Frank J. Oteri is an ASCAP-award winning composer and music journalist. Among his compositions are Already Yesterday or Still Tomorrow for orchestra, the "performance oratorio" MACHUNAS, the 1/4-tone sax quartet Fair and Balanced?, and the 1/6-tone rock band suite Imagined Overtures. His compositions are represented by Black Tea Music. Oteri is the Vice President of the International Society for Contemporary Music (ISCM) and is Composer Advocate at New Music USA where he has been the Editor of its web magazine, NewMusicBox.org, since its founding in 1999.

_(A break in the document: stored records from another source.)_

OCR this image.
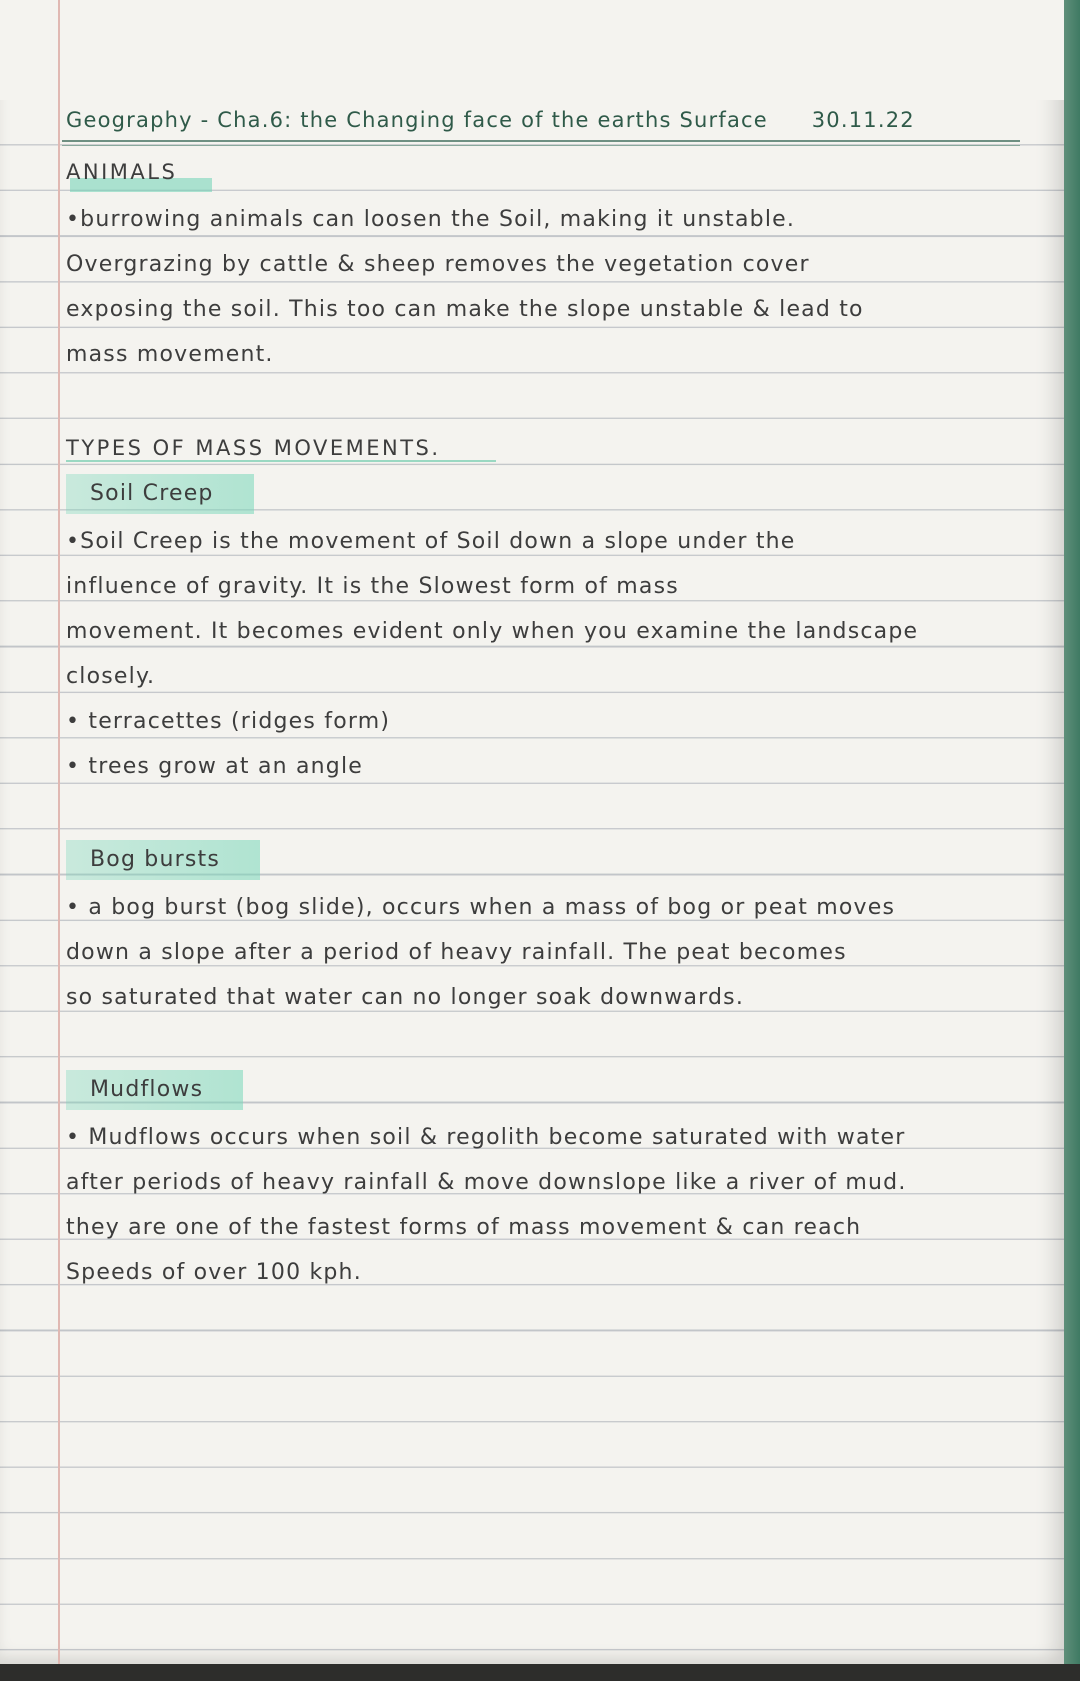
Geography - Cha.6: the Changing face of the earths Surface 30.11.22
ANIMALS
•burrowing animals can loosen the Soil, making it unstable.
Overgrazing by cattle & sheep removes the vegetation cover
exposing the soil. This too can make the slope unstable & lead to
mass movement.
TYPES OF MASS MOVEMENTS.
Soil Creep
•Soil Creep is the movement of Soil down a slope under the
influence of gravity. It is the Slowest form of mass
movement. It becomes evident only when you examine the landscape
closely.
• terracettes (ridges form)
• trees grow at an angle
Bog bursts
• a bog burst (bog slide), occurs when a mass of bog or peat moves
down a slope after a period of heavy rainfall. The peat becomes
so saturated that water can no longer soak downwards.
Mudflows
• Mudflows occurs when soil & regolith become saturated with water
after periods of heavy rainfall & move downslope like a river of mud.
they are one of the fastest forms of mass movement & can reach
Speeds of over 100 kph.
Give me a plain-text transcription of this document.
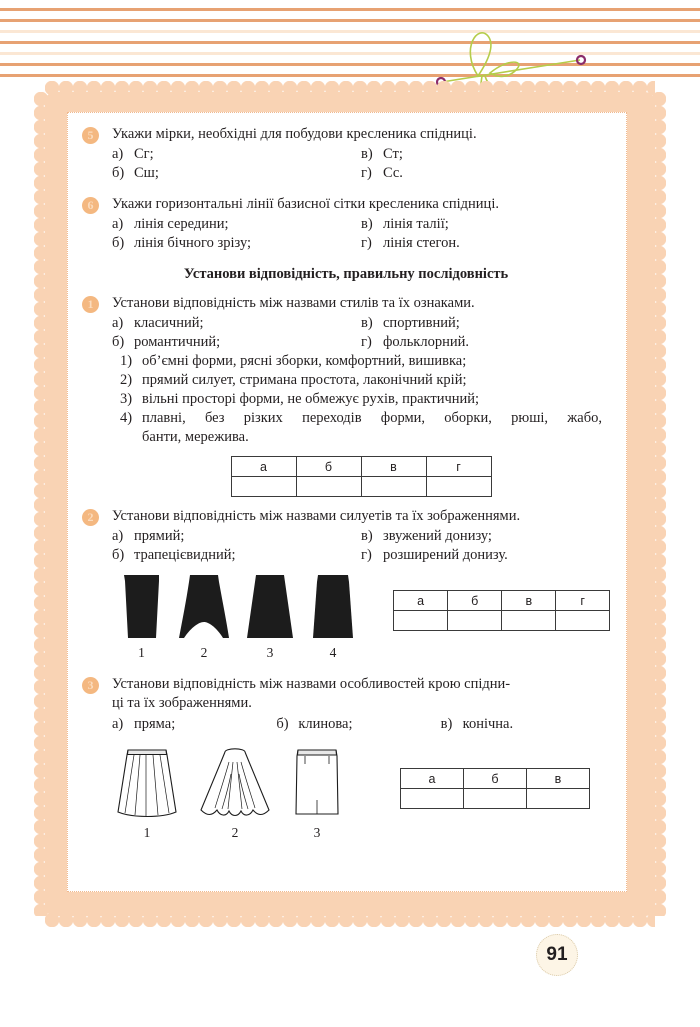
5	Укажи мірки, необхідні для побудови кресленика спідниці.
а) Сг;
б) Сш;
в) Ст;
г) Сс.
6	Укажи горизонтальні лінії базисної сітки кресленика спідниці.
а) лінія середини;
б) лінія бічного зрізу;
в) лінія талії;
г) лінія стегон.
Установи відповідність, правильну послідовність
1	Установи відповідність між назвами стилів та їх ознаками.
а) класичний;
б) романтичний;
в) спортивний;
г) фольклорний.
1) об’ємні форми, рясні зборки, комфортний, вишивка;
2) прямий силует, стримана простота, лаконічний крій;
3) вільні просторі форми, не обмежує рухів, практичний;
4) плавні, без різких переходів форми, оборки, рюші, жабо,
банти, мережива.
а	б	в	г

2	Установи відповідність між назвами силуетів та їх зображеннями.
а) прямий;
б) трапецієвидний;
в) звужений донизу;
г) розширений донизу.
1	2	3	4
а	б	в	г

3	Установи відповідність між назвами особливостей крою спідни-
ці та їх зображеннями.
а) пряма;	б) клинова;	в) конічна.
1	2	3
а	б	в

91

There have been so many comments on these and other pages about how our music would be more “fill in the blank” if only we were more like the art world, or what’s on the bestseller list this week, or TV, etc. Admittedly, I’ve been one of the ones commenting. Every time I go to a crowded art show, for weeks I’ll be on automatic pilot with: “They lined up around the block for Jackson Pollock; why don’t they line up the block for Roger Sessions,” or something of that sort.

The same thing was about to happen to me again last weekend when I attended MoMA’s Brice Marden retrospective, which was still packed with people after being on display for several months. To my thinking, Marden, born 1938, shares a lot of aesthetic common ground with composers as diverse as David Borden, Gloria Coates, Alvin Curran, Frederic Rzewski, and Charles Wuorinen—all of whom were also born in 1938 and whose works display a reasoned approach to abstractly permuting patterns through physical gestures. Yet, not to cast aspersions on any of the music these folks write (which I treasure), I doubt there’d be lines around the block to attend a concert assembling any of their lives’ work, which is ostensibly what the Marden show was.

That’s because such a concert would last days, and even a typical concert of roughly two hours is sadly beyond the attention span of most people nowadays. Music is just, well, too long. It takes too much time. And that time has to be focused and continuous. You can walk by a hundred paintings as fast as the crowds allow you to. You can read a book anywhere you want, put it down whenever you want, and pick it up again without losing the thread. (Well, most books—at least the ones that get on bestseller lists.) Admittedly, watching TV also requires time—everyone knows how much time it wastes, but very few people who watch TV are actually focused on it completely. If they were, they’d probably be able to quit the habit more easily.

Imagine how much time we could save, and how many more people you could attract to new music, if we could completely eliminate the time element in music. Isolate single events and just sustain them: chords, timbres, etc. Allow people to experience them for as long or as short as they care to, as art viewers do with paintings and sculptures. Well, there already are folks like La Monte Young and Max Neuhaus and generations of sound installation artists inspired by them who create work that does just that.

But music is ultimately about time. Even sound installation pieces attain their clarity from the cumulative effect of experiencing their sonic content in real time. But, of course, that’s true for works of visual art as well. So, maybe instead what we need to do is be better facilitators at helping cure our society of its collective attention deficit disorder by proving that there can be great rewards from spending more time on focused perception.